Mizizios or Mezezius (Μιζίζιος; Մժէժ or Mzhezh) (Note: Called "Mizizios" (Μιζίζιος) by Theophanes the Confessor; "Μizizos" or "Nizizos" (Μιζιζός/Νιζιζός) by George Monachos; "Nizizios" (Νιζίζιος) by Symeon the Logothete; "Mezeuxios" (Μεζεύξιος) by Pope Gregory II. PmbZ) was an Armenian noble who served as a general of Byzantium, later usurping the Byzantine throne in Sicily from 668 to 669.

== Origin and early career ==
According to the Byzantine chroniclers, Mizizios was an Armenian, and "exceedingly handsome and beautiful". According to Cyril Toumanoff, he descended from the princely Gnuni family. In a letter supposedly written by Pope Gregory II to the Emperor Leo III the Isaurian (r. 717–741 A.D), he is referred to as komes of the Opsikion (obsequium)—at that time not yet a province, but rather the emperor's personal military retinue and field army. The 12th-century Syriac chronicle of Michael the Syrian, and the so-called Chronicle of 1234, also accord him the rank of patrikios.

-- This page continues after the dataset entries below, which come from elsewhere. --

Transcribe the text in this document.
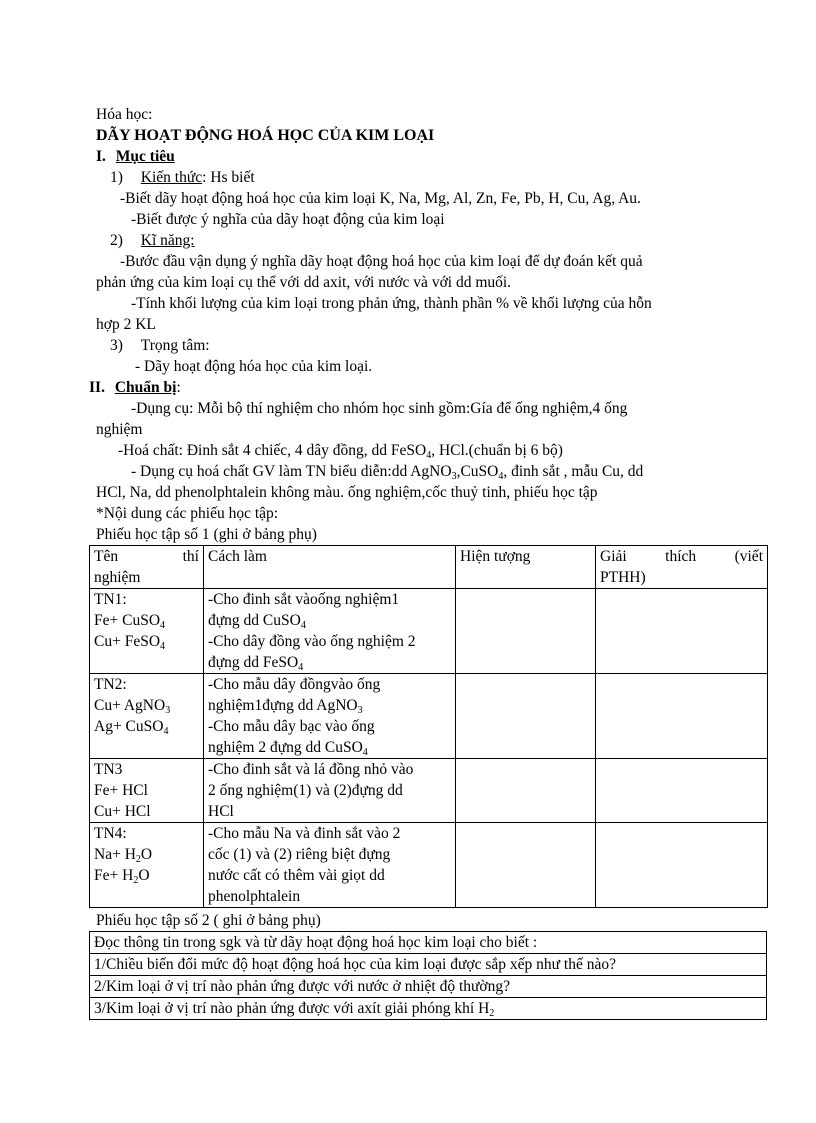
Hóa học:
DÃY HOẠT ĐỘNG HOÁ HỌC CỦA KIM LOẠI
I. Mục tiêu
1) Kiến thức: Hs biết
-Biết dãy hoạt động hoá học của kim loại K, Na, Mg, Al, Zn, Fe, Pb, H, Cu, Ag, Au.
-Biết được ý nghĩa của dãy hoạt động của kim loại
2) Kĩ năng:
-Bước đầu vận dụng ý nghĩa dãy hoạt động hoá học của kim loại để dự đoán kết quả
phản ứng của kim loại cụ thể với dd axit, với nước và với dd muối.
-Tính khối lượng của kim loại trong phản ứng, thành phần % về khối lượng của hỗn
hợp 2 KL
3) Trọng tâm:
- Dãy hoạt động hóa học của kim loại.
II. Chuẩn bị:
-Dụng cụ: Mỗi bộ thí nghiệm cho nhóm học sinh gồm:Gía để ống nghiệm,4 ống
nghiệm
-Hoá chất: Đinh sắt 4 chiếc, 4 dây đồng, dd FeSO$_4$, HCl.(chuẩn bị 6 bộ)
- Dụng cụ hoá chất GV làm TN biểu diễn:dd AgNO$_3$,CuSO$_4$, đinh sắt , mẫu Cu, dd
HCl, Na, dd phenolphtalein không màu. ống nghiệm,cốc thuỷ tinh, phiếu học tập
*Nội dung các phiếu học tập:
Phiếu học tập số 1 (ghi ở bảng phụ)
Tên thí
nghiệm	Cách làm	Hiện tượng	Giải thích (viết
PTHH)

TN1:
Fe+ CuSO$_4$
Cu+ FeSO$_4$	-Cho đinh sắt vàoống nghiệm1
đựng dd CuSO$_4$
-Cho dây đồng vào ống nghiệm 2
đựng dd FeSO$_4$

TN2:
Cu+ AgNO$_3$
Ag+ CuSO$_4$	-Cho mẫu dây đồngvào ống
nghiệm1đựng dd AgNO$_3$
-Cho mẫu dây bạc vào ống
nghiệm 2 đựng dd CuSO$_4$

TN3
Fe+ HCl
Cu+ HCl	-Cho đinh sắt và lá đồng nhỏ vào
2 ống nghiệm(1) và (2)đựng dd
HCl		

TN4:
$Na+ H_2O$
$Fe+ H_2O$	-Cho mẫu Na và đinh sắt vào 2
cốc (1) và (2) riêng biệt đựng
nước cất có thêm vài giọt dd
phenolphtalein		

Phiếu học tập số 2 ( ghi ở bảng phụ)
Đọc thông tin trong sgk và từ dãy hoạt động hoá học kim loại cho biết :
1/Chiều biến đổi mức độ hoạt động hoá học của kim loại được sắp xếp như thế nào?
2/Kim loại ở vị trí nào phản ứng được với nước ở nhiệt độ thường?
3/Kim loại ở vị trí nào phản ứng được với axít giải phóng khí $H_2$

== Usurpation and death ==
Mizizios accompanied Emperor Constans II (r. 641–668 A.D) in his Italian and Sicilian expedition. When Constans was murdered in Syracuse, Sicily, in 668 A.D, Mizizios was proclaimed emperor against his will. However, according to the supposed letter of Pope Gregory II, the Sicilian bishops had pushed him to rebellion, because Constans had been a heretic for his support of Monothelitism. Michael the Syrian implies that the rebellion lasted about seven months before it was suppressed, but the sources, and modern scholars, are divided in how that came about: Theophanes the Confessor reports that Constans' son, Constantine IV (r. 668–685 A.D), personally led an expedition to Sicily, where he had Mizizios and his father's murderers executed, while the Liber pontificalis reports that loyalist troops from Italy and the Exarchate of Africa suppressed the revolt, executed Mizizios, and sent his severed head to Constantinople.

Mizizios had one son, John, who remained on Sicily after his father's execution. According to Michael the Syrian, in ca. 678 A.D, he too rebelled against Constantine IV, and also lasted for seven months before the emperor arrived in Sicily and defeated and killed him.